Elly sighed the universal sigh of all women when confronted with the biological realities that make men men. But it had been six years and she was curious. “Okay,” she said, stepping to the side with a dramatic display of reluctance.
A blur of color splashed on the wall. Connor pulled the image into focus. The suddenly familiar pastel of blue and peach reflected back at her: the crystal sparkles of water frozen into brilliant shards of ice, her hair dark and glassy, her skin aglow with sunlight and youth, the smooth arc of her back, the proud rise of her breasts.
“Wow!” Connor said.
Wow was right.

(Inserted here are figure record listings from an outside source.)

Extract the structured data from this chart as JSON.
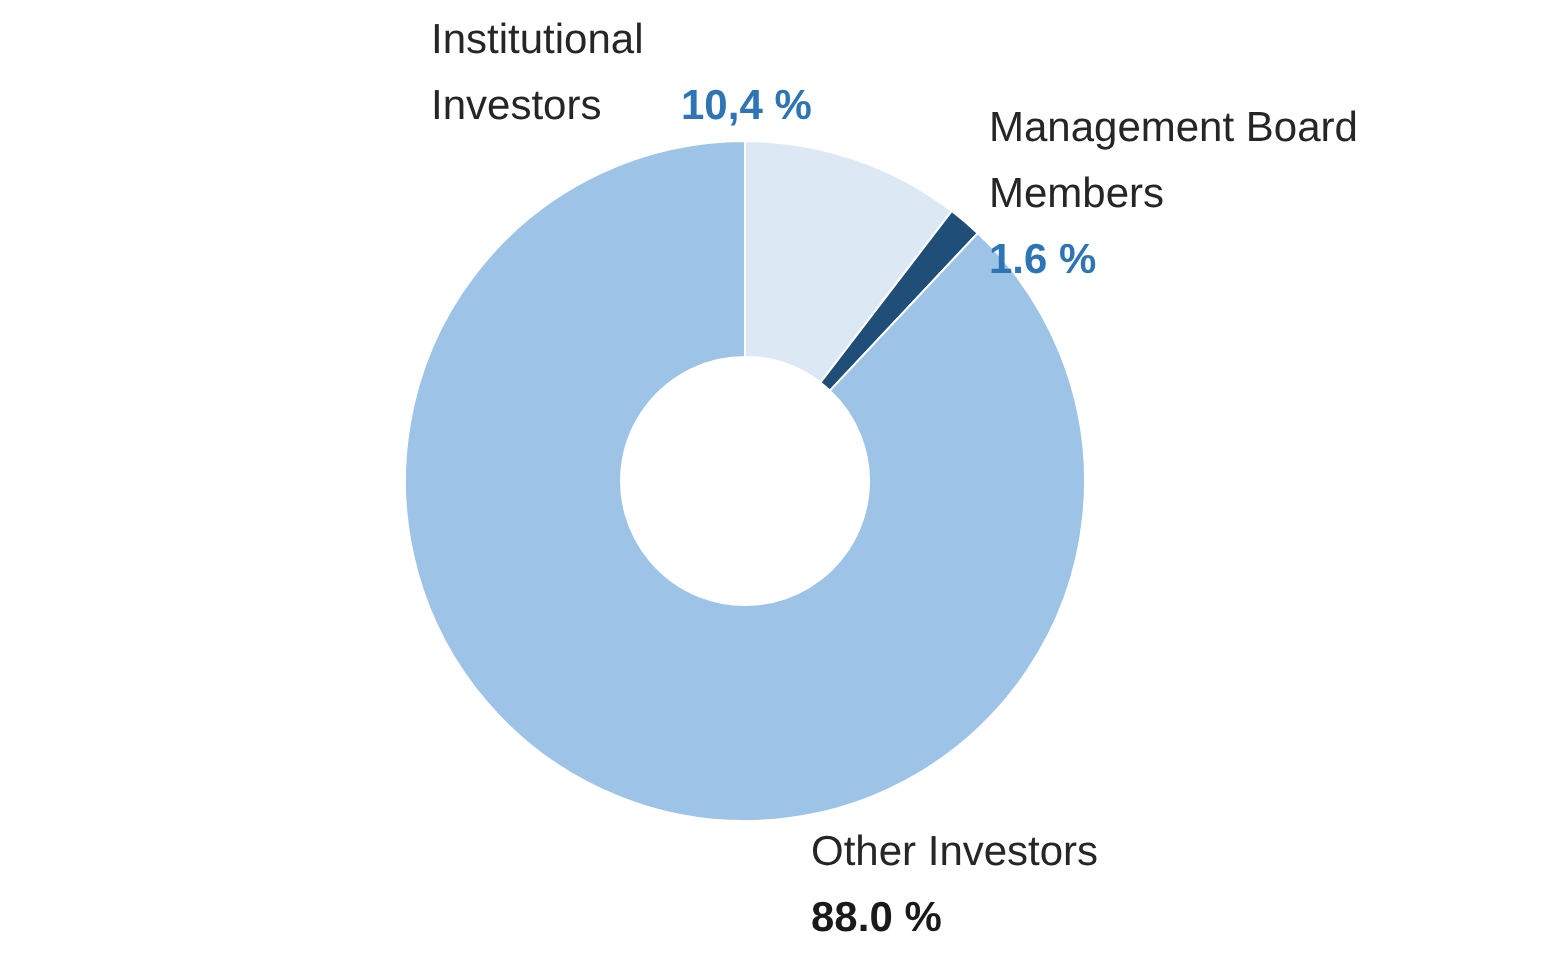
{
  "chart_data": {
    "type": "donut",
    "categories": [
      "Institutional Investors",
      "Management Board Members",
      "Other Investors"
    ],
    "values": [
      10.4,
      1.6,
      88.0
    ],
    "value_labels": [
      "10,4 %",
      "1.6 %",
      "88.0 %"
    ],
    "colors": [
      "#dce8f4",
      "#1f4e79",
      "#9dc3e6"
    ]
  }
}
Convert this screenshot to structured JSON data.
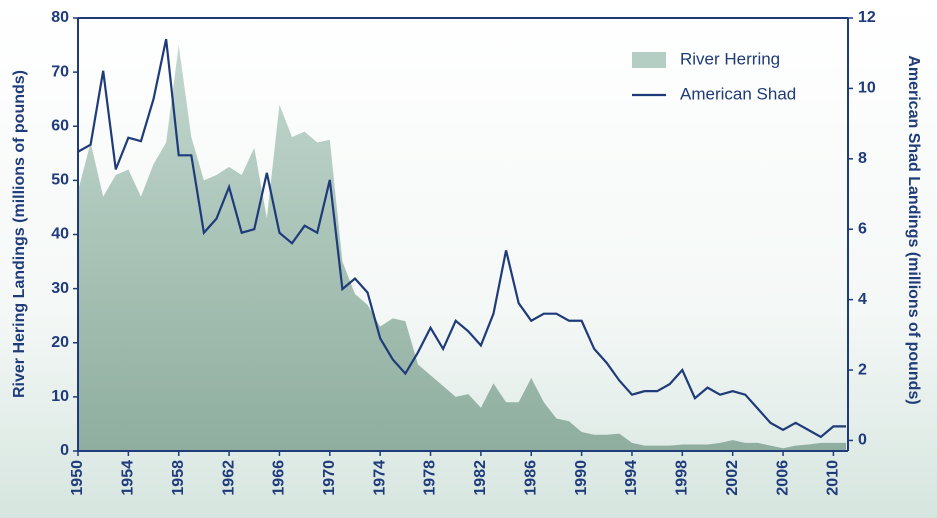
{
  "chart_data": {
    "type": "line",
    "ylabel": "River Hering Landings (millions of pounds)",
    "y2label": "American Shad Landings (millions of pounds)",
    "x": [
      1950,
      1951,
      1952,
      1953,
      1954,
      1955,
      1956,
      1957,
      1958,
      1959,
      1960,
      1961,
      1962,
      1963,
      1964,
      1965,
      1966,
      1967,
      1968,
      1969,
      1970,
      1971,
      1972,
      1973,
      1974,
      1975,
      1976,
      1977,
      1978,
      1979,
      1980,
      1981,
      1982,
      1983,
      1984,
      1985,
      1986,
      1987,
      1988,
      1989,
      1990,
      1991,
      1992,
      1993,
      1994,
      1995,
      1996,
      1997,
      1998,
      1999,
      2000,
      2001,
      2002,
      2003,
      2004,
      2005,
      2006,
      2007,
      2008,
      2009,
      2010,
      2011
    ],
    "xlim": [
      1950,
      2011
    ],
    "xticks": [
      1950,
      1954,
      1958,
      1962,
      1966,
      1970,
      1974,
      1978,
      1982,
      1986,
      1990,
      1994,
      1998,
      2002,
      2006,
      2010
    ],
    "ylim": [
      0,
      80
    ],
    "yticks": [
      0,
      10,
      20,
      30,
      40,
      50,
      60,
      70,
      80
    ],
    "y2lim": [
      -0.3,
      12
    ],
    "y2ticks": [
      0,
      2,
      4,
      6,
      8,
      10,
      12
    ],
    "legend": "upper right",
    "series": [
      {
        "name": "River Herring",
        "type": "area",
        "color": "#b4cec3",
        "values": [
          48,
          57,
          47,
          51,
          52,
          47,
          53,
          57,
          75,
          58,
          50,
          51,
          52.5,
          51,
          56,
          43,
          64,
          58,
          59,
          57,
          57.5,
          35,
          29,
          27,
          23,
          24.5,
          24,
          16,
          14,
          12,
          10,
          10.5,
          8,
          12.5,
          9,
          9,
          13.5,
          9,
          6,
          5.5,
          3.5,
          3,
          3,
          3.2,
          1.5,
          1,
          1,
          1,
          1.2,
          1.2,
          1.2,
          1.5,
          2,
          1.5,
          1.5,
          1,
          0.5,
          1,
          1.2,
          1.5,
          1.5,
          1.5
        ]
      },
      {
        "name": "American Shad",
        "type": "line",
        "axis": "y2",
        "color": "#1f3b7a",
        "values": [
          8.2,
          8.4,
          10.5,
          7.7,
          8.6,
          8.5,
          9.7,
          11.4,
          8.1,
          8.1,
          5.9,
          6.3,
          7.2,
          5.9,
          6.0,
          7.6,
          5.9,
          5.6,
          6.1,
          5.9,
          7.4,
          4.3,
          4.6,
          4.2,
          2.9,
          2.3,
          1.9,
          2.5,
          3.2,
          2.6,
          3.4,
          3.1,
          2.7,
          3.6,
          5.4,
          3.9,
          3.4,
          3.6,
          3.6,
          3.4,
          3.4,
          2.6,
          2.2,
          1.7,
          1.3,
          1.4,
          1.4,
          1.6,
          2.0,
          1.2,
          1.5,
          1.3,
          1.4,
          1.3,
          0.9,
          0.5,
          0.3,
          0.5,
          0.3,
          0.1,
          0.4,
          0.4
        ]
      }
    ]
  }
}
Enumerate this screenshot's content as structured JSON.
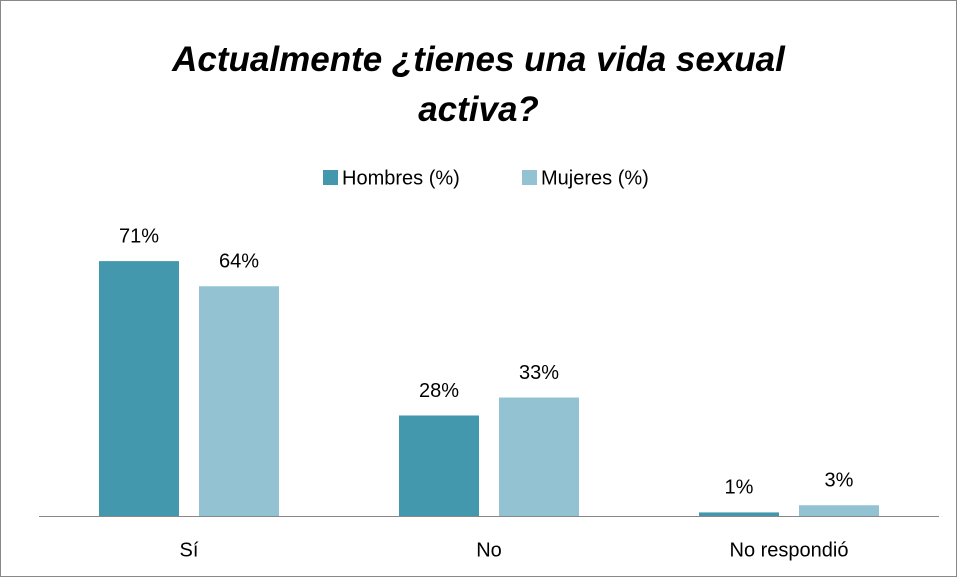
{
  "chart_data": {
    "type": "bar",
    "title": "Actualmente ¿tienes una vida sexual activa?",
    "categories": [
      "Sí",
      "No",
      "No respondió"
    ],
    "series": [
      {
        "name": "Hombres (%)",
        "color": "#4398ae",
        "values": [
          71,
          28,
          1
        ],
        "value_labels": [
          "71%",
          "28%",
          "1%"
        ]
      },
      {
        "name": "Mujeres (%)",
        "color": "#93c3d3",
        "values": [
          64,
          33,
          3
        ],
        "value_labels": [
          "64%",
          "33%",
          "3%"
        ]
      }
    ],
    "legend": "top"
  }
}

When she peeked over her shoulder at him, he reacted a bit sheepishly, and that made her grin. “This is not altogether decent,” she reminded him.
“Yeah, but you are so good looking.”
The compliment touched her. “Thanks,” she said.
“Who took it?”
“Becky Hoggan. You remember me telling you about her? The equivalent of your Billy Bragg.”
“She takes a good picture.”
“With my camera, no less. She said there wasn’t any film in it and I believed her. I was horribly mortified at the time. Now I’d like to believe that there was a kid working in the one-hour photo shop at Smith’s and I really made his day.”
“Sure would have made mine.”
“Even educated men have such Cro-Magnon minds. I’m keeping it for when I’m well past my prime.”
“You’ll never be past your prime.” He kissed the back of her neck.
“Oh, I will be, and then you will need some reminding.”
She heard footsteps. “Wanda—!” Elly gasped. Connor fumbled with the switch and then just pulled the plug out.
Wanda knocked on the wall adjacent to the landing. “Are you ready to go, Connor?”
“I sure am,” said Connor.
She leaned forward to look into the room. “Does that slide projector still work?”
“Works just fine.”
“Good.” She cast the two of them a stern look. Elly burst into giggles. Connor looked like he’d been caught with his hand in the cookie jar.
Elly gave him a good-natured shove. “I have homework to correct. You’d better get to the store, unless you want to become a father quicker than we planned.”
After Connor and Aunt Wanda left, she plugged in the projector one last time. She cast her mind back, remembering who she was at that moment, so blithely naïve, so young, not a clue about what life had in store for her. “You see,” she whispered to herself, “it turned out right after all.”
She found another hiding place for the slide. It was one of those objects made all the more valuable by its rarity and inaccessibility.